Lucy was pregnant throughout the second season of Twin Peaks (which spanned a period of a little over three weeks). Wally would have been born a few months after the show went off air, making him approximately 25 years old during his return for The Return. Cera appears in this one scene – a cameo to rival the one made by David Duchovny earlier in Part 4 – imbuing the character with a comic aloofness.
Cera affects a Marlon Brando impersonation as he talks fondly of Harry Truman being his ‘godfather’. Brando’s persona as the great method actor of the 50’s and 60’s folds into the ‘Pretty 50’s’ aesthetic that dominates Lynch’s world; a tendency to view this past with a kind of rose-tinted purity that Lynch openly associates with his own youth. Wally gives consent for Lucy and Andy to convert his childhood bedroom into a study and talks also of his journeys across the United States, back and forth on his motorbike. He also makes mention of Lewis and Clark and their pioneering expeditions, likening himself to them.

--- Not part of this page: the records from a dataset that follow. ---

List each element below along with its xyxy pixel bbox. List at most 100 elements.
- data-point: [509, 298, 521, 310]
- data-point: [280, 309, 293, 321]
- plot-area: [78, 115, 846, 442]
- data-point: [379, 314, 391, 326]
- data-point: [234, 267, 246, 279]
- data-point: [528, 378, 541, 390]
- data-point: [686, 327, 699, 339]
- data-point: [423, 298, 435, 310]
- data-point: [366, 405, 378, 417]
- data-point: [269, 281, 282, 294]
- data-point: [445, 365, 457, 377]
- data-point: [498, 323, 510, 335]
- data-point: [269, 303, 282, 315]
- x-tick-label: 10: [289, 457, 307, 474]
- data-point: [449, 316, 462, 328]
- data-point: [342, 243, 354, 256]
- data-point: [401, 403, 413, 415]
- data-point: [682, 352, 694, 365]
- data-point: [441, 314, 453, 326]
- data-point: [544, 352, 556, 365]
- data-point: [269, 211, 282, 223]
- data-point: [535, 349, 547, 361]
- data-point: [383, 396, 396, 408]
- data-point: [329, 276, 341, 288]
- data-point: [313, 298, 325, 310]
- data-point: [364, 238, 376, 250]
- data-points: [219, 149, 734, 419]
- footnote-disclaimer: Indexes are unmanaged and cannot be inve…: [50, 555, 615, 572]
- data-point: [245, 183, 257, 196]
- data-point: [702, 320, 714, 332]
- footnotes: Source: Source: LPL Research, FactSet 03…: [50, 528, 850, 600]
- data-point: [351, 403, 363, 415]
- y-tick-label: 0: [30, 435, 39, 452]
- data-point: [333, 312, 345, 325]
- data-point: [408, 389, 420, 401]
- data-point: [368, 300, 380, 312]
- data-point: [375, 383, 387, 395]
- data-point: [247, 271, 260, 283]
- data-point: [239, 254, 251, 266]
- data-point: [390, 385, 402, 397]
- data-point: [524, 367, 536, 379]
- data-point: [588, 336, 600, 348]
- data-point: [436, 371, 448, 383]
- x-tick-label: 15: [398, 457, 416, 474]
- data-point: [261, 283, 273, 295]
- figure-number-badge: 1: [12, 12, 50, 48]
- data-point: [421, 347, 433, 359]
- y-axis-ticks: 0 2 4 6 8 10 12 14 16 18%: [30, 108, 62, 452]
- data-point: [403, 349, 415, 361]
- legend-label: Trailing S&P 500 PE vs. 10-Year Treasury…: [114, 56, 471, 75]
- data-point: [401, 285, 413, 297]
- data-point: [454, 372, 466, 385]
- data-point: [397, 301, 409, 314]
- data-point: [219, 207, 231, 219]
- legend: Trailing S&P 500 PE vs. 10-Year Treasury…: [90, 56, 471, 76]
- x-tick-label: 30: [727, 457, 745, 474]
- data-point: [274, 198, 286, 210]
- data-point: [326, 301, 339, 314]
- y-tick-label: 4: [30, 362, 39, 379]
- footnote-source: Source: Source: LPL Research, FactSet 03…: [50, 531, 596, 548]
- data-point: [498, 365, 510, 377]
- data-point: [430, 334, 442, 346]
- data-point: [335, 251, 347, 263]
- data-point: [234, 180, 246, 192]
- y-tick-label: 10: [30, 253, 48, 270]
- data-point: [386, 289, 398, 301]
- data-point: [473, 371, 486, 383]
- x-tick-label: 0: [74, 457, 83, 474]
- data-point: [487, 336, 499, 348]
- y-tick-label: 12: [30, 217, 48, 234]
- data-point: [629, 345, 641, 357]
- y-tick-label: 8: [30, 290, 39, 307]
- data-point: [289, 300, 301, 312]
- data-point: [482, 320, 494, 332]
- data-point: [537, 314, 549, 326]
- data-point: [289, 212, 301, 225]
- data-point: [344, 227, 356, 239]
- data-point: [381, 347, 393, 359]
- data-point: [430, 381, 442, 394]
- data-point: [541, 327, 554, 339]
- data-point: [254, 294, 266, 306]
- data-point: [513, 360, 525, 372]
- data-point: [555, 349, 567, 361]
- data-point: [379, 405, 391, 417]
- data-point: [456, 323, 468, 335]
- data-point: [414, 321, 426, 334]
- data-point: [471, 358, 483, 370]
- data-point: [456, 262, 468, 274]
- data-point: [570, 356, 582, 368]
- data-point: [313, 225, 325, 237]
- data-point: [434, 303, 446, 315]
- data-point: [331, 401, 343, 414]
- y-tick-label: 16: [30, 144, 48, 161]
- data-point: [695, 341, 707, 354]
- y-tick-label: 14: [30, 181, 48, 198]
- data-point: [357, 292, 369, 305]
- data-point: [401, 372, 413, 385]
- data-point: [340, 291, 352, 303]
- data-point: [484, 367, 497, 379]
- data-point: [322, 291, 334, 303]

In his book The Secret History of Twin Peaks, Mark Frost imagines a series of events in the lives and adventures of Lewis and Clack which connects their experiences with the Owl Cave Ring and the lore of Twin Peaks.
It’s interesting that these ‘rumoured’ occurrences clearly pre-date the nuclear blast / ‘birth’ of evil sequences shown in Part 8 of The Return, which on one level could be viewed as contradictory. If the 1953 nuclear test drew the entities of the Convenience Store and Black Lodge to our reality, surely there would be no prior instances of contact? No artifacts of their existence? For my part, I believe this to be a false assumption that the 1953 test was the first instance of otherworldly contact with these entities, but it’s something I’ll explore further when we get to those riveting flashbacks of Part 8.
Wally speaks slowly and in rhyme. The following lines, in particular, remains memorable as he talks about his shadow:
“My shadow is always with me, sometimes ahead, sometimes behind, sometimes to the left, sometimes to the right, except on cloudy days… or at night“.
Some lines in Twin Peaks are haunting, some are profound and invite dissection and conversation. Others are just wonderfully ridiculous.
Frank appears to find the conversation a little mystifying – and a tad trying – be he remains gentlemanly and good-natured.
“May the road rise up to meet your wheels,” he replies in good faith to Wally’s speech, wishing him well in a manner he knows that the strange young man will appreciate. It’s a totally unnecessary scene, but a welcomingly weird one, showing off Mark Frost and David Lynch’s ongoing ability to conjure a special kind of kookiness, adding flavour to the show.
The quietness of the scene, the pitch dark of the deep background punctuated only by drifting car lights, the wet car park and ambient bird sounds frame the scene with a strange and serene feeling, as though happening itself within a dream. It feels halfway between a Saturday Night Live sketch and a genuinely heartfelt piece of Lynchian sweetness.